RABIES GLYCOPROTEIN VARIANTS ARE NOT SEVERELY NEUROTOXIC

Rabies virus glycoprotein expressed by RV generally has a certain level of cytotoxicity, which could lead to neuronal apoptosis or degeneration (Prehaud et al., 2010). The correlation between RV pathogenicity and the level of expression of RVG, however, remains unclear (Morimoto et al., 1999; Wirblich and Schnell, 2011). We expressed RVG in neurons of embryos using in utero electroporation and maintained the animals until adulthood, followed by successful tracing of the monosynaptic neuronal networks. We did not observe any gross abnormalities at neuronal or circuit levels, suggesting that neuronal expression of RVG itself is not cytotoxic, regardless of the level and timing of expression.

Rabies virus cytotoxicity may therefore result from the replication of RV-ΔG in infected neurons. We observed morphological neuronal degeneration 12 days after infection of HEP-ΔG-GFP, a time course of neuronal damage similar to that of SAD-ΔG (Wickersham et al., 2007a; Osakada et al., 2011). Although HEP-Flury is a more attenuated strain than SADB19, these two strains of glycoprotein deleted RV may have almost the same cytotoxicity.

Conflict of Interest Statement

The authors declare that the research was conducted in the absence of any commercial or financial relationships that could be construed as a potential conflict of interest.

Table 1

Quantitative analysis of traced cells with RVG variants.

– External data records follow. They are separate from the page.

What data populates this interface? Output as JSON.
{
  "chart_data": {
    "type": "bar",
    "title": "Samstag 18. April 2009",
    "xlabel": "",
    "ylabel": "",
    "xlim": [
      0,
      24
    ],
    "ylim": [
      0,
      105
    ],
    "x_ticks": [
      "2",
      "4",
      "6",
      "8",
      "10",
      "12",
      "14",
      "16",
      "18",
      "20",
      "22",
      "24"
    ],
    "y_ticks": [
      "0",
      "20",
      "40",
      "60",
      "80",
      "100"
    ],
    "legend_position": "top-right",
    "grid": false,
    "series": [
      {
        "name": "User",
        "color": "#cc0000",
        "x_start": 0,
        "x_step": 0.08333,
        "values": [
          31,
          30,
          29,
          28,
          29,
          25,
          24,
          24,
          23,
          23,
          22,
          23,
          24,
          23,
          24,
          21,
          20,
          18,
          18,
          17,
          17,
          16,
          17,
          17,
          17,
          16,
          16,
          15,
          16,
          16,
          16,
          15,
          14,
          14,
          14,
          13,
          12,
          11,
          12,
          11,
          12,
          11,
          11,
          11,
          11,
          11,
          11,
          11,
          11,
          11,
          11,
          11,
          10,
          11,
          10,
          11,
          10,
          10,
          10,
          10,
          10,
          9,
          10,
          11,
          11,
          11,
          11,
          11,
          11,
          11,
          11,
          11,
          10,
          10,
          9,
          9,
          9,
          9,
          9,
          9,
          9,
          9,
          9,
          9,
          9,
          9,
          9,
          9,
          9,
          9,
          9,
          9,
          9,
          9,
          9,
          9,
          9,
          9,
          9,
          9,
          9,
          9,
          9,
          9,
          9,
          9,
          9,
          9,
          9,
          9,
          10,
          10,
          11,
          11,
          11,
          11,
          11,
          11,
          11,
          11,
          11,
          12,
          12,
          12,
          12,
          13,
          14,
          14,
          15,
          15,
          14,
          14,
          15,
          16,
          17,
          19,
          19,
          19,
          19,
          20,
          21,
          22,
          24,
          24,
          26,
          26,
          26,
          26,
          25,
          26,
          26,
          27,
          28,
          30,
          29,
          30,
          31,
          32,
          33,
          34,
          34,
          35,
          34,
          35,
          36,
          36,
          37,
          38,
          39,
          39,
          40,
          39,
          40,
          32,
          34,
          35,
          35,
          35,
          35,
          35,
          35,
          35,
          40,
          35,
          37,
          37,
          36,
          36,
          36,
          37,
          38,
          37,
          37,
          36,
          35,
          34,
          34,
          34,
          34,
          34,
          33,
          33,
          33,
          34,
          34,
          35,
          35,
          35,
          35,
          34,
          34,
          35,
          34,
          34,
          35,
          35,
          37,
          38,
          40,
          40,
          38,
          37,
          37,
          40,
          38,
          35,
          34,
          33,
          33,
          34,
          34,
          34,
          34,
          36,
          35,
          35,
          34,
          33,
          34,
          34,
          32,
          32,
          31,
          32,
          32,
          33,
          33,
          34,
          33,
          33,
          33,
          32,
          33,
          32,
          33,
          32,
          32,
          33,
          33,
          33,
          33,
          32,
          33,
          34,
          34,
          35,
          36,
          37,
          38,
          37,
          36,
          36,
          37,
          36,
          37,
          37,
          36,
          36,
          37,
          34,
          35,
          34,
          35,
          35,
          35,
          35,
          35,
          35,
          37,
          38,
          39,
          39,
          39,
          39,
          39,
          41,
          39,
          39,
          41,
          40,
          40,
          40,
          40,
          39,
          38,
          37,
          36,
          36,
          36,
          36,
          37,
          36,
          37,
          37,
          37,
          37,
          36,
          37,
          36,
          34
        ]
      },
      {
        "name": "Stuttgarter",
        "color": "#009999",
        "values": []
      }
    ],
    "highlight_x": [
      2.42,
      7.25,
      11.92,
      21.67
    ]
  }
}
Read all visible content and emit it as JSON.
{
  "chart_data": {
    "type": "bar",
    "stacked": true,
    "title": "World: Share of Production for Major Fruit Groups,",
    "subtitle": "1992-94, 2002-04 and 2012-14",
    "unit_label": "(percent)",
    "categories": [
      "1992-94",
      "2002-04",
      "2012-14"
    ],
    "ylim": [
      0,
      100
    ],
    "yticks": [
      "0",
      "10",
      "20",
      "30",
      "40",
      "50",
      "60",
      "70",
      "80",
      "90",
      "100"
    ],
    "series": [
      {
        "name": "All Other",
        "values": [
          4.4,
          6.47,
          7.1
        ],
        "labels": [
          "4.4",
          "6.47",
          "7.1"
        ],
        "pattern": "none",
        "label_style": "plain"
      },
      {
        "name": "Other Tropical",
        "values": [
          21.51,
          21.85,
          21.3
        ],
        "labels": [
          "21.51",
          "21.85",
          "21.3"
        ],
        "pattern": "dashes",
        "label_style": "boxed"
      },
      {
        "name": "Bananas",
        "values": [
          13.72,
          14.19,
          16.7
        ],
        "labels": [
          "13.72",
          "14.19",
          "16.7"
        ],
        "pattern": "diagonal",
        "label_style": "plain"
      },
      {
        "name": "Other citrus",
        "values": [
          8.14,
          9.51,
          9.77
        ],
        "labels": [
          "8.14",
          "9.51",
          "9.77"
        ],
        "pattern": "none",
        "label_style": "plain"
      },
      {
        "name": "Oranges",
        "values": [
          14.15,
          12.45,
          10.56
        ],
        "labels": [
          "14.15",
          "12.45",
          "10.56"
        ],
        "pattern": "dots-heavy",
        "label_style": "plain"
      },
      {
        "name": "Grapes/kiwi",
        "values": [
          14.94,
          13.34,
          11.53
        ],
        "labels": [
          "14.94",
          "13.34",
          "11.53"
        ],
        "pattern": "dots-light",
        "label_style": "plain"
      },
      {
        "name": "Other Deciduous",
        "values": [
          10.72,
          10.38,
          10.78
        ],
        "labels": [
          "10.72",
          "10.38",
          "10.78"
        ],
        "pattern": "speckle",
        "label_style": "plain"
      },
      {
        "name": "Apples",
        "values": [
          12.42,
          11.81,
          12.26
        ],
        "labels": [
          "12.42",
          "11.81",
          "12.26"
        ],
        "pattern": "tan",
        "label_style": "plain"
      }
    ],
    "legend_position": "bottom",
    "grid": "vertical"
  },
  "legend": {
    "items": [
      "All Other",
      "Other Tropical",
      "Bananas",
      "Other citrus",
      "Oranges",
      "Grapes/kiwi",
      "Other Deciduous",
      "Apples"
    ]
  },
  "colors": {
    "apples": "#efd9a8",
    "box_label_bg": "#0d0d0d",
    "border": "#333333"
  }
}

Glycoprotein	RFP1	RFP/GFP	AC2	Callosal	Th	PH
HEPG	417	122	83	413	362	32
	263	78	75	237	347	57
	361	89	103	352	195	39
Mean	347.0	96.3	87.0	334.0	301.3	42.7
SADcvsG	326	241	5	161	144	34
	412	195	0	181	319	12
	244	283	8	147	174	21
	394	131	0	98	251	6
	273	173	0	73	139	13
Mean	329.8	204.6*	2.6*	132.0*	205.4	17.2
No RVG (RT only)	289	67	0	0	0	0
	412	112	0	0	0	0
	261	74	0	0	0	0
Mean	320.7	84.3	0	0	0	0

The number of RFP positive cells around injection site

The number of GFP positive astrocytes (AC) around injection site. Callosal neurons represent all the cortical neurons in the entire contralateral hemisphere. Th, thalamus; PH, parahippocampal area. Data in each row were obtained from a mouse.

p < 0.05, Mann–Whitney U test, HEPG vs. SADcvsG (see Materials and Methods).